From Tissue Sample to Stained Slide
Before H&E staining can happen, a tissue sample goes through several preparation steps. The tissue is first preserved (fixed) in a chemical solution, usually formalin, to prevent decay and lock cellular structures in place. It’s then embedded in paraffin wax to make it firm enough to cut into extremely thin slices, typically around 4 to 5 micrometers thick. These slices are mounted onto glass slides, and the wax is dissolved away before staining begins.
The slide is dipped through a series of solutions: hematoxylin first, followed by a rinse and sometimes a differentiation step, then eosin. After staining, the slide is dehydrated through increasing concentrations of alcohol, cleared with a solvent, and sealed under a thin glass coverslip. The entire process from raw tissue to finished slide can take as little as a few hours for urgent cases or about a day for routine samples. The result is a permanent preparation that can be stored, re-examined, or digitally scanned for years.
Reading the Colors
On a well-stained H&E slide, the color map is consistent.
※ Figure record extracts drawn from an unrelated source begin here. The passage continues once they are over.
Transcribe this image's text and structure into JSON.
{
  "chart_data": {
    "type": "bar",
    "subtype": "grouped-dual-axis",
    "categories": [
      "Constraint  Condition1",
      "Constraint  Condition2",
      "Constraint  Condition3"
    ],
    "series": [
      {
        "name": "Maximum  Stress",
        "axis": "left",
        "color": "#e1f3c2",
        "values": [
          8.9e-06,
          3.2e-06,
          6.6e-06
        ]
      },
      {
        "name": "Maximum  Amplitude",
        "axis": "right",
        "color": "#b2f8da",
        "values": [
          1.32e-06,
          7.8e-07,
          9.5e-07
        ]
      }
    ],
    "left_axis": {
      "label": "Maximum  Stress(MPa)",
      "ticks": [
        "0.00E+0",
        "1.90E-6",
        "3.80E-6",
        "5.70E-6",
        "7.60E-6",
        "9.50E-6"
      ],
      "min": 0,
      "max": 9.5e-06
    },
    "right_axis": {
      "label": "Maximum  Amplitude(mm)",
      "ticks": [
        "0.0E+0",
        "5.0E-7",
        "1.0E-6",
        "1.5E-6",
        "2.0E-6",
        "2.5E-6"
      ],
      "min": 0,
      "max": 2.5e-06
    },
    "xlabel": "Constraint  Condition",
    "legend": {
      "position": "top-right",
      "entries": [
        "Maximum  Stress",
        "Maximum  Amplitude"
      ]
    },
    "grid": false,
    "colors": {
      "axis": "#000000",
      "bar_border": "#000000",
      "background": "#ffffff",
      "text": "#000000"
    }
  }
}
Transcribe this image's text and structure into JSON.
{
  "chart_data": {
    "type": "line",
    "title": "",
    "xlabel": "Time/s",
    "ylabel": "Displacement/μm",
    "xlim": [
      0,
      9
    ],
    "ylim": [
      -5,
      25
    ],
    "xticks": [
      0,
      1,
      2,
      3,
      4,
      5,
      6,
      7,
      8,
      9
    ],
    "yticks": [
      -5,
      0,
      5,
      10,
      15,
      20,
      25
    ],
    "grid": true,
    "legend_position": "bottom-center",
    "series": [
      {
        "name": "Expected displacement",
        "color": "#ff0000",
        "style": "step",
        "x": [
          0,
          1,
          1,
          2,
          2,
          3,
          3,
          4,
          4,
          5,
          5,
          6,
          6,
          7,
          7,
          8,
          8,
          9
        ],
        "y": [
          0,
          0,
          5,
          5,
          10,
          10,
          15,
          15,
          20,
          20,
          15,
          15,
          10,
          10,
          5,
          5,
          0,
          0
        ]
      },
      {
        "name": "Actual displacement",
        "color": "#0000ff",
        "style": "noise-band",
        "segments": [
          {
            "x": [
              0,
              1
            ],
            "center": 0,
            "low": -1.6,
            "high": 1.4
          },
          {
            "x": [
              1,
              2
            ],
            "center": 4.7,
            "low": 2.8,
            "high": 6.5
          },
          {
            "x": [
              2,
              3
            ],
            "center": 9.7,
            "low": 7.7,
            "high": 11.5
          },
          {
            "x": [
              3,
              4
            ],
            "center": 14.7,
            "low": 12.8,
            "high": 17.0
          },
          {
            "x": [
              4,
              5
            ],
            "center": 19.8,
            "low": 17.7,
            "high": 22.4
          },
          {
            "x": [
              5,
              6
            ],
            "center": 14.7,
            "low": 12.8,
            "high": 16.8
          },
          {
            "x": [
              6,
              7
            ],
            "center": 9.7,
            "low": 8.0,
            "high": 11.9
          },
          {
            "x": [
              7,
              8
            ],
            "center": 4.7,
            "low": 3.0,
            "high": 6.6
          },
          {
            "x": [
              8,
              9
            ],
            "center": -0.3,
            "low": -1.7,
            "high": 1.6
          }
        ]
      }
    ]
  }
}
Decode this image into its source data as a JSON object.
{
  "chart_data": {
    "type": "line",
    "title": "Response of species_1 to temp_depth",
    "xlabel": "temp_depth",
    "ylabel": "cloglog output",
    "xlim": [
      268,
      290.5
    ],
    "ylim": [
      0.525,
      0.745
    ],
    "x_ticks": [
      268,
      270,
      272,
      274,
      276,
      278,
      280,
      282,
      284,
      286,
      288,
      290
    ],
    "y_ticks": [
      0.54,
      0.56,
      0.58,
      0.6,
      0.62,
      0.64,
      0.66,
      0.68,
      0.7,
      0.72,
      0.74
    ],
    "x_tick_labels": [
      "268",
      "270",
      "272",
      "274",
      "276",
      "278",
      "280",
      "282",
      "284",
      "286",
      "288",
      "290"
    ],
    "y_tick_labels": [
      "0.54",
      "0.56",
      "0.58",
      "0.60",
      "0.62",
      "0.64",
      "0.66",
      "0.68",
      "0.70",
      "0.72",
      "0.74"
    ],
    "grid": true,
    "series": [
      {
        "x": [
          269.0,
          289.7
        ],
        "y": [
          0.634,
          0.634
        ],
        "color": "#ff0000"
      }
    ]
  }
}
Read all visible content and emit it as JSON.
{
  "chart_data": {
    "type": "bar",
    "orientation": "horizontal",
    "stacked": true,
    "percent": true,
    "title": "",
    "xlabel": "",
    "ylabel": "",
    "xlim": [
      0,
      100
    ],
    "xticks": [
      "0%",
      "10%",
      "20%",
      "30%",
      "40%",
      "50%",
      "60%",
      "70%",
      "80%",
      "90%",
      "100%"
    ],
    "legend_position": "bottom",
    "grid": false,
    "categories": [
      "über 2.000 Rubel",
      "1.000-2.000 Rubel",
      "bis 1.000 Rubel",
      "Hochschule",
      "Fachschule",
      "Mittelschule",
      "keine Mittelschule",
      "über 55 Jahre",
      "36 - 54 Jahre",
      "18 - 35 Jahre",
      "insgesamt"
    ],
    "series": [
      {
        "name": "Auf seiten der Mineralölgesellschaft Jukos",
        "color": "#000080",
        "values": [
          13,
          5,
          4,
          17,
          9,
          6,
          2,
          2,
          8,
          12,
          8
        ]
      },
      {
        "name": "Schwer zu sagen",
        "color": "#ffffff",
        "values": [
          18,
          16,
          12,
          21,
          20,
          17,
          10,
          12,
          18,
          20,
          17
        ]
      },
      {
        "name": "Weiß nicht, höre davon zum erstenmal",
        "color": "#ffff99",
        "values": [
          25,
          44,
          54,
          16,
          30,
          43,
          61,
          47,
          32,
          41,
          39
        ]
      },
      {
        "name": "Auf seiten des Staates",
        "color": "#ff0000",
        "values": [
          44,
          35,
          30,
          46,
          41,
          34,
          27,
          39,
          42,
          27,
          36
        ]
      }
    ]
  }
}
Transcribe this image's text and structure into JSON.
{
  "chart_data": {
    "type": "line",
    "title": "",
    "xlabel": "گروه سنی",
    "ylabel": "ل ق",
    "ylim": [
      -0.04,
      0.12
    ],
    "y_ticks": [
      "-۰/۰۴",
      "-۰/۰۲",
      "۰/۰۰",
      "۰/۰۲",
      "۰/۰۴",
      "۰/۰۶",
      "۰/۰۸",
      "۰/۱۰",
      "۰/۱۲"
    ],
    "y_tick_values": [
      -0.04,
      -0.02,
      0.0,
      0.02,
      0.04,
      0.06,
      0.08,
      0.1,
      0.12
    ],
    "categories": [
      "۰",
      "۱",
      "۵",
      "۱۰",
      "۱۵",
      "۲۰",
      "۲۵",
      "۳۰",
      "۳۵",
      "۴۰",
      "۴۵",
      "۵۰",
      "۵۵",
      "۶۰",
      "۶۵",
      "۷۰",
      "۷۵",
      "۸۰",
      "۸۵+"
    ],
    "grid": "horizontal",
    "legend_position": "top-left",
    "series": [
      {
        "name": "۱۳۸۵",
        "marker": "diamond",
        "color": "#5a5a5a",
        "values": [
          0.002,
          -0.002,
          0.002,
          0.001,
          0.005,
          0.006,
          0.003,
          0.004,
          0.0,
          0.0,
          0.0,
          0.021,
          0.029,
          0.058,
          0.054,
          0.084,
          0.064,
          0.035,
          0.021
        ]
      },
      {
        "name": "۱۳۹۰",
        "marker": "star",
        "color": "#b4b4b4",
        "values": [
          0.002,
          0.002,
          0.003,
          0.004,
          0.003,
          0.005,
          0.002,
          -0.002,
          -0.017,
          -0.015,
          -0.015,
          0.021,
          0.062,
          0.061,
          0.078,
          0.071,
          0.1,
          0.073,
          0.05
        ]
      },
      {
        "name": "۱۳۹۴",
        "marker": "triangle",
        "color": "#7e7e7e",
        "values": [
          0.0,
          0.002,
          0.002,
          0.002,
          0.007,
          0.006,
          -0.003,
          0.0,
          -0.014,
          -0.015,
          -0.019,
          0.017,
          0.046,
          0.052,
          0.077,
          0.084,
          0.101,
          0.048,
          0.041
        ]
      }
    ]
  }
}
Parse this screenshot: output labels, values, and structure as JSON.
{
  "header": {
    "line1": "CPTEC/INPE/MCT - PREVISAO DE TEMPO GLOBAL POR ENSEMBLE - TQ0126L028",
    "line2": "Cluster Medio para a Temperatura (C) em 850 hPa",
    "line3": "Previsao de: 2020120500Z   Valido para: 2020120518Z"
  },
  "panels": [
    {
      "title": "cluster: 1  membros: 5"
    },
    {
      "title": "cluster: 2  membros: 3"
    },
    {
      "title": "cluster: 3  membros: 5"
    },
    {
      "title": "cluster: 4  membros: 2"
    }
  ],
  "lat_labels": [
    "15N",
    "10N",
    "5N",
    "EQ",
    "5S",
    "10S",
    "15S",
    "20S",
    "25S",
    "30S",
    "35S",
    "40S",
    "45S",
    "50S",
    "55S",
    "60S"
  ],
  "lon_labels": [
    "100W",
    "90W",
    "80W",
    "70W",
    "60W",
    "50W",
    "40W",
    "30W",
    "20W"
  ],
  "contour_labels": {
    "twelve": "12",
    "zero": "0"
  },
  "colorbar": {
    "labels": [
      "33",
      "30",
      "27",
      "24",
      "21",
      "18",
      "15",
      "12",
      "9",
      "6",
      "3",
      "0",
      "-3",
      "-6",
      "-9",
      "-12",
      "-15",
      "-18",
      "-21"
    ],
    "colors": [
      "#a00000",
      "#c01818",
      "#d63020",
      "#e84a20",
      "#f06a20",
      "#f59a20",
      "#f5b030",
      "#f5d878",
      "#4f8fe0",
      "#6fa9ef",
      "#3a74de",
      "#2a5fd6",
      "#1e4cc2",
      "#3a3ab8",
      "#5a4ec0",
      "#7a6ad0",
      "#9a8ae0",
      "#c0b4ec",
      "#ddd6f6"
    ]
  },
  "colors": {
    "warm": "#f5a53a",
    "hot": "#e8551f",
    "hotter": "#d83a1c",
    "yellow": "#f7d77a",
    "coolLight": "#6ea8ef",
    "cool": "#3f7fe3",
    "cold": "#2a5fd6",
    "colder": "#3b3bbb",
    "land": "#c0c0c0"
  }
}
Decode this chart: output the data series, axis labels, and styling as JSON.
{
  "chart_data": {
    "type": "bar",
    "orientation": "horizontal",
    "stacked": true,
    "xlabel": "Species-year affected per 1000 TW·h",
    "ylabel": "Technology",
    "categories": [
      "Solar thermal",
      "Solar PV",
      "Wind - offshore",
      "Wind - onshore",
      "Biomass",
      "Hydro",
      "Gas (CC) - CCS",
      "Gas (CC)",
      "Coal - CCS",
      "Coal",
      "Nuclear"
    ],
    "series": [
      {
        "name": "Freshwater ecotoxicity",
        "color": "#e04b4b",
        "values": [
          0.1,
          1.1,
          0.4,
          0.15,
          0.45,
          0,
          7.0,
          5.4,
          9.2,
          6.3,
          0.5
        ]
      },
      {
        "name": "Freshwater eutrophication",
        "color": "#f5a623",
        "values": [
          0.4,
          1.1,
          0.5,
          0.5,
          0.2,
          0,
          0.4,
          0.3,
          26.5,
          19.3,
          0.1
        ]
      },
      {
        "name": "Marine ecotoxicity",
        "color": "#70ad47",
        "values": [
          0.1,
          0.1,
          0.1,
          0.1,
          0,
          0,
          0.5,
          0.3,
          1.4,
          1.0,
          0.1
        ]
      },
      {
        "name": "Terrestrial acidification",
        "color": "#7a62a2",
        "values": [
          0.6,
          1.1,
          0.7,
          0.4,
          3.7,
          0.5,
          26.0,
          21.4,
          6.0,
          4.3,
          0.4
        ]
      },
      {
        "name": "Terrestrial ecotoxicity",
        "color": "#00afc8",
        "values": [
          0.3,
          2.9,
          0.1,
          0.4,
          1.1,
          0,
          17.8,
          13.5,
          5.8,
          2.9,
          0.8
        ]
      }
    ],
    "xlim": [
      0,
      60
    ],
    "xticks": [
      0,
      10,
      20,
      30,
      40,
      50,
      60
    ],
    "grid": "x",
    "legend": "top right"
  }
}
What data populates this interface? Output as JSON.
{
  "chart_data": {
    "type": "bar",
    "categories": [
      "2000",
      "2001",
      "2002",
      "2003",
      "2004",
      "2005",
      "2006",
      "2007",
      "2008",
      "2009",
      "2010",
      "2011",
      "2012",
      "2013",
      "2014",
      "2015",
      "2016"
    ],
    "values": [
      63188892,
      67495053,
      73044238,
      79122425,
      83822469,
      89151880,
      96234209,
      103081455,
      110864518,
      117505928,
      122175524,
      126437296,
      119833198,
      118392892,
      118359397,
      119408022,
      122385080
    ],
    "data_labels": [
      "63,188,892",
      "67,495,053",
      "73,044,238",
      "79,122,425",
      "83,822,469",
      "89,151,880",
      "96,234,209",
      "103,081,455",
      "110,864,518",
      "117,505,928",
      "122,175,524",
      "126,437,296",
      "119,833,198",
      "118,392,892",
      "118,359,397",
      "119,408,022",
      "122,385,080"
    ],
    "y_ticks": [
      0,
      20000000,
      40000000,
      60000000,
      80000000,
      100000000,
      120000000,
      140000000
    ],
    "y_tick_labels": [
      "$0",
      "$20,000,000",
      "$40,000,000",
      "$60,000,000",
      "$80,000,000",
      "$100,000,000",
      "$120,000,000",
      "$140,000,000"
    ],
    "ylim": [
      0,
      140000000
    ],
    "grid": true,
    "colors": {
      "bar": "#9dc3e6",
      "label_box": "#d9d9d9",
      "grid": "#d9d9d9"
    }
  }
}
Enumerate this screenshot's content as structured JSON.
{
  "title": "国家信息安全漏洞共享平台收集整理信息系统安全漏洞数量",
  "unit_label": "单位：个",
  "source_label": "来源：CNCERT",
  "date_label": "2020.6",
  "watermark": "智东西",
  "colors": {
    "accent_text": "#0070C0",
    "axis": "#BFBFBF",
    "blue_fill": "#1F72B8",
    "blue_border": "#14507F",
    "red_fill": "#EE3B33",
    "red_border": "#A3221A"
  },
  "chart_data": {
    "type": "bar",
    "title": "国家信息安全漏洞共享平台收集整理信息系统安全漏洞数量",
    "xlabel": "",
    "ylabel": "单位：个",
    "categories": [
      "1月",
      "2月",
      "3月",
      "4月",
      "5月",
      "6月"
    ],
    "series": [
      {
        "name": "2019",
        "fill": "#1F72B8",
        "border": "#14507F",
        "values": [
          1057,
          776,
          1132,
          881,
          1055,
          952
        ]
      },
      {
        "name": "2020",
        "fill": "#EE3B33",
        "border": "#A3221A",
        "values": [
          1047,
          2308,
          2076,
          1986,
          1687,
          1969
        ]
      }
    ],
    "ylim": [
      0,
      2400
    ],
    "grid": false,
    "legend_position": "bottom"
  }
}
Nuclei appear blue to dark purple. Cytoplasm ranges from pale pink to deeper red depending on its protein content. Red blood cells stain bright cherry red. Collagen, the main structural protein in connective tissue, shows up as pale pink. Muscle fibers take on a deeper pink-red. Areas rich in ribosomes (the cell’s protein-making machinery) can show a bluish tint in the cytoplasm because ribosomes contain RNA, which is negatively charged like DNA and attracts hematoxylin.
These color patterns allow trained pathologists to quickly orient themselves within a tissue, identify cell types, and spot anything abnormal. A cluster of intensely blue, irregularly shaped nuclei crowding together in breast tissue, for instance, would immediately raise concern for cancer. The simplicity of just two colors, interpreted by an expert eye, remains one of the most powerful tools in modern medicine.